El artificialismo inherente a la teoría del Estado de Hobbes se inspira precisamente en el miedo a la muerte, por lo que, eludiendo la cuestión, reduce la naturaleza humana al cuerpo y a su capacidad de movimiento. Y la idea capital del mito culturalista del hombre nuevo es la superación de la muerte: dentro de la nueva cultura será inmortal, si bien, puesto que aún no se sabe como conseguirlo, enfatizan provisionalmente la felicidad. Houellebecq ha escrito cosas muy sugerentes al respecto en algunas de sus novelas.

No es, pues, casual que la bioideología principal sea la de la salud, una obsesión del ultrasecuritario Estado de Bienestar. Opera como una suerte de metabioideología madre de todas las demás, incluida la ecologista, a primera vista alejada del modelo. Ni que todas exalten la sexualidad como el resorte más primario, instintivo, de un mero cuerpo. Ni que la forma cultural que propugnan haya sido bautizada como la cultura de la muerte: se trata de que muera el hombre viejo, anticuado, el hombre cuya conciencia se resiste al modo de vida que imaginan para que se instale el hombre nuevo siempre feliz mientras viva corporalmente.

 

9. ¿Qué rasgos caracterizarían al hombre nuevo? El culturalismo moderno se asienta en la marcha hacia el estado social democrático iniciada en la Edad Media, como mostró Tocqueville. En el ambiente artificialista, se interpretó y se sigue interpretando la democracia en sentido igualitarista. Y la manera de lograr que todos los hombres sean iguales consiste en igualarlos artificialmente uniformando la conciencia, a ser posible mediante la acción del Estado. De ahí que el punto de partida de la religión secular del hombre nuevo y de su correlativa concepción política sea la “nuda vida”, como decía Michel Foucault; la vida de un cuerpo sin conciencia de la muerte, que para él sería simplemente la “nuda muerte”. Un tipo de hombre cuya vitalidad equivale al movimiento debido a sus instintos: en un mundo artificial, la vida sería un trámite burocrático lo más placentero posible; únicamente la consciencia de la muerte sin horizontes podría ser inquietante.

El hombre nuevo sería por lo pronto un hombre puramente exterior, automáticamente tolerante y solidario, virtudes supremas en la nueva cultura. El culturalismo artificialista ve la vida como un juego entre seres pacíficos y la cultura lúdica hace de la vida colectiva un espectáculo permanente. Eso explica hechos tan curiosos como el aplauso por cualquier cosa, incluso en los entierros; la sonrisa permanente es prueba de solidaridad; el conformismo ante las maternales reglas burocráticas más artificiosas, incluidas las que conciernen al lenguaje; etc.

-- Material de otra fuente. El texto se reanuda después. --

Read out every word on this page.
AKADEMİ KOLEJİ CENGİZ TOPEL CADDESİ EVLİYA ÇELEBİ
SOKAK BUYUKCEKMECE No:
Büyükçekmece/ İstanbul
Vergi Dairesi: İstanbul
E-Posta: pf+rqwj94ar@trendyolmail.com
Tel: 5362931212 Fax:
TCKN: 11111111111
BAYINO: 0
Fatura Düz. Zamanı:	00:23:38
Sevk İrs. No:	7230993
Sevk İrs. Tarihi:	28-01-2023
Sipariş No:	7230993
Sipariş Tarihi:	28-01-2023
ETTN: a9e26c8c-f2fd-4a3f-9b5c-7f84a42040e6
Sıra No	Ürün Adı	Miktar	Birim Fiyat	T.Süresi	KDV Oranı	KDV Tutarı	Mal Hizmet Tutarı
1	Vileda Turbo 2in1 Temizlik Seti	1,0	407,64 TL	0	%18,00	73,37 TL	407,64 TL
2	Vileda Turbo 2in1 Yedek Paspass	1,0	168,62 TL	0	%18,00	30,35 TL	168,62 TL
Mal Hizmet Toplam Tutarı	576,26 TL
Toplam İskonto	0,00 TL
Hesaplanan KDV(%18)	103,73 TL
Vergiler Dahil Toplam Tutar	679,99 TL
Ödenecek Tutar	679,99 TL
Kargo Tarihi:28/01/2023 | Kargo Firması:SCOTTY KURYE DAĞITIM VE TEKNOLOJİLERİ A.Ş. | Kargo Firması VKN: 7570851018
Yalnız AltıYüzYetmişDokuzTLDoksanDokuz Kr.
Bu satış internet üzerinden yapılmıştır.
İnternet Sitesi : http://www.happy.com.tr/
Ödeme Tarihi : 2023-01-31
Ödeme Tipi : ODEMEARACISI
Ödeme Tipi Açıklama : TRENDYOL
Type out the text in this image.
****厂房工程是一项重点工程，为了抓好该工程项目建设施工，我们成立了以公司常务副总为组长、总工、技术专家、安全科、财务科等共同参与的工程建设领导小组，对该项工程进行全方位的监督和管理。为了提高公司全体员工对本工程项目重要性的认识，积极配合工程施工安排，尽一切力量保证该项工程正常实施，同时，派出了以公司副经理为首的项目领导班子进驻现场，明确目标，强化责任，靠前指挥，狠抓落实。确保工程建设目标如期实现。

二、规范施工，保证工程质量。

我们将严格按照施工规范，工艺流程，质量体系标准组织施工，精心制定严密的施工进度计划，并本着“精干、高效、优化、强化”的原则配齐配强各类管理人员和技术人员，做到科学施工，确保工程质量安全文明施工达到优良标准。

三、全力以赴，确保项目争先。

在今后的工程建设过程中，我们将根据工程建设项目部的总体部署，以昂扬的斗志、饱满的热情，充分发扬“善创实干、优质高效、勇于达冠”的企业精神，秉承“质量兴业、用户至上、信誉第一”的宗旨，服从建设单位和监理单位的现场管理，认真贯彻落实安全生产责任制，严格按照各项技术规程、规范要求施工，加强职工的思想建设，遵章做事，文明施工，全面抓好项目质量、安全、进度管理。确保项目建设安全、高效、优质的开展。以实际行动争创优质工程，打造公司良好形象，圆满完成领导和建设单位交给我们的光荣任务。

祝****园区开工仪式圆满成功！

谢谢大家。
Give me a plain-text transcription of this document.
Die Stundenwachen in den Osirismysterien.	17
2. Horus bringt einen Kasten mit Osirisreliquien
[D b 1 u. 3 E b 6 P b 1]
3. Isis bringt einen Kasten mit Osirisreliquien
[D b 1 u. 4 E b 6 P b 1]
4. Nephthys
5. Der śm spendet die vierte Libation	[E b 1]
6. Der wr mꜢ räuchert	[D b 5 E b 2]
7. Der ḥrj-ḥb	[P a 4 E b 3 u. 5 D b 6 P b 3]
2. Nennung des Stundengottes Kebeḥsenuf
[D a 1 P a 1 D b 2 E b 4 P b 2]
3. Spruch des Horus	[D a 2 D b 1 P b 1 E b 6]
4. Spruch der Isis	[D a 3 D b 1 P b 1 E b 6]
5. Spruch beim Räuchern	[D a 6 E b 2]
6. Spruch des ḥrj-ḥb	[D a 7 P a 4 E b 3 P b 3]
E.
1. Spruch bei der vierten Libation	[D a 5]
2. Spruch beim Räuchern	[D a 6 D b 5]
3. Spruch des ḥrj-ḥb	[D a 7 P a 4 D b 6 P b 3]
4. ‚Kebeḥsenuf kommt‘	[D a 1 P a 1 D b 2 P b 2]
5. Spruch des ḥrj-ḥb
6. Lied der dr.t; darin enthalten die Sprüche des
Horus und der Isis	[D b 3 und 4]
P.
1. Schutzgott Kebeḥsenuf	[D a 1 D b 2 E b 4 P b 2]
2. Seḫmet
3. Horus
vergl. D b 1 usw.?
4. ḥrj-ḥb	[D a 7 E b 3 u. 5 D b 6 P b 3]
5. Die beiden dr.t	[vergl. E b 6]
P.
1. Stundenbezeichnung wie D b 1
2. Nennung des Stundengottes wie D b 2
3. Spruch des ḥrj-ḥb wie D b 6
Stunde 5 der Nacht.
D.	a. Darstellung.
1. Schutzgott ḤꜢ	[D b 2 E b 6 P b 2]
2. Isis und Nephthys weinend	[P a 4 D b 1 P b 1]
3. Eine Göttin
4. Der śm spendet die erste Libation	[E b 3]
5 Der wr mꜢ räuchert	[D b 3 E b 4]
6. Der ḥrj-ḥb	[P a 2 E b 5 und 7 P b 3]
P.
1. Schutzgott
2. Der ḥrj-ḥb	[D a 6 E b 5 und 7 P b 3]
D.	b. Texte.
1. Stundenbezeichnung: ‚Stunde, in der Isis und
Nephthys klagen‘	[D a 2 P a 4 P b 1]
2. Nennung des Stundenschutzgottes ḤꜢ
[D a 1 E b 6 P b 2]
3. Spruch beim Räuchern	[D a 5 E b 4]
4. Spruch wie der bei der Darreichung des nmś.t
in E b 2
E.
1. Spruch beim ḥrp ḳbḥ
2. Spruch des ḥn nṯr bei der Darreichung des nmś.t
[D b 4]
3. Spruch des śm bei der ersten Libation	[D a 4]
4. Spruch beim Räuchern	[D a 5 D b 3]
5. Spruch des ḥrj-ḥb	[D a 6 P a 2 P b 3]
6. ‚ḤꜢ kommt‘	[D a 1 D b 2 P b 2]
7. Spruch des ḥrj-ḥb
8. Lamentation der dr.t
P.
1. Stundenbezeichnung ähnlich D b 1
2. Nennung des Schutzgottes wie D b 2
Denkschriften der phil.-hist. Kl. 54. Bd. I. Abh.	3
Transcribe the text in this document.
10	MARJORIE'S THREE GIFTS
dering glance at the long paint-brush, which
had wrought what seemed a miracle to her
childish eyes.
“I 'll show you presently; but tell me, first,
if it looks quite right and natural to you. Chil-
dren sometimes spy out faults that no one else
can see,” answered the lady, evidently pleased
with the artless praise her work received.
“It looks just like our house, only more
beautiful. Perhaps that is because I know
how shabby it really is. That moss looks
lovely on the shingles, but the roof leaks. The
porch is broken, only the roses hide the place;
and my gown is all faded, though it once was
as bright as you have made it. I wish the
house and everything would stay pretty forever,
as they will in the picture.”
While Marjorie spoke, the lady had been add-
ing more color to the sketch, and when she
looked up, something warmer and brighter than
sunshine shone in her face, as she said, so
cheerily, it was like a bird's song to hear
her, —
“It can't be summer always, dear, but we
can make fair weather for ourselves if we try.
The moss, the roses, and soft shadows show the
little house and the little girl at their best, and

Los fundamentos de la cultura del hombre nuevo son tan endebles al prescindir de la realidad de la naturaleza humana, que puede ser la flor de un día. La realidad, que es la fuente del sentido común, es inexorable. El mayor problema es que la demagogia culturalista se ha apoderado del Estado omnipresente.

El mito del hombre nuevo. Dalmacio Negro Cizur Menor, Aranzadi, 2009, 332 págs.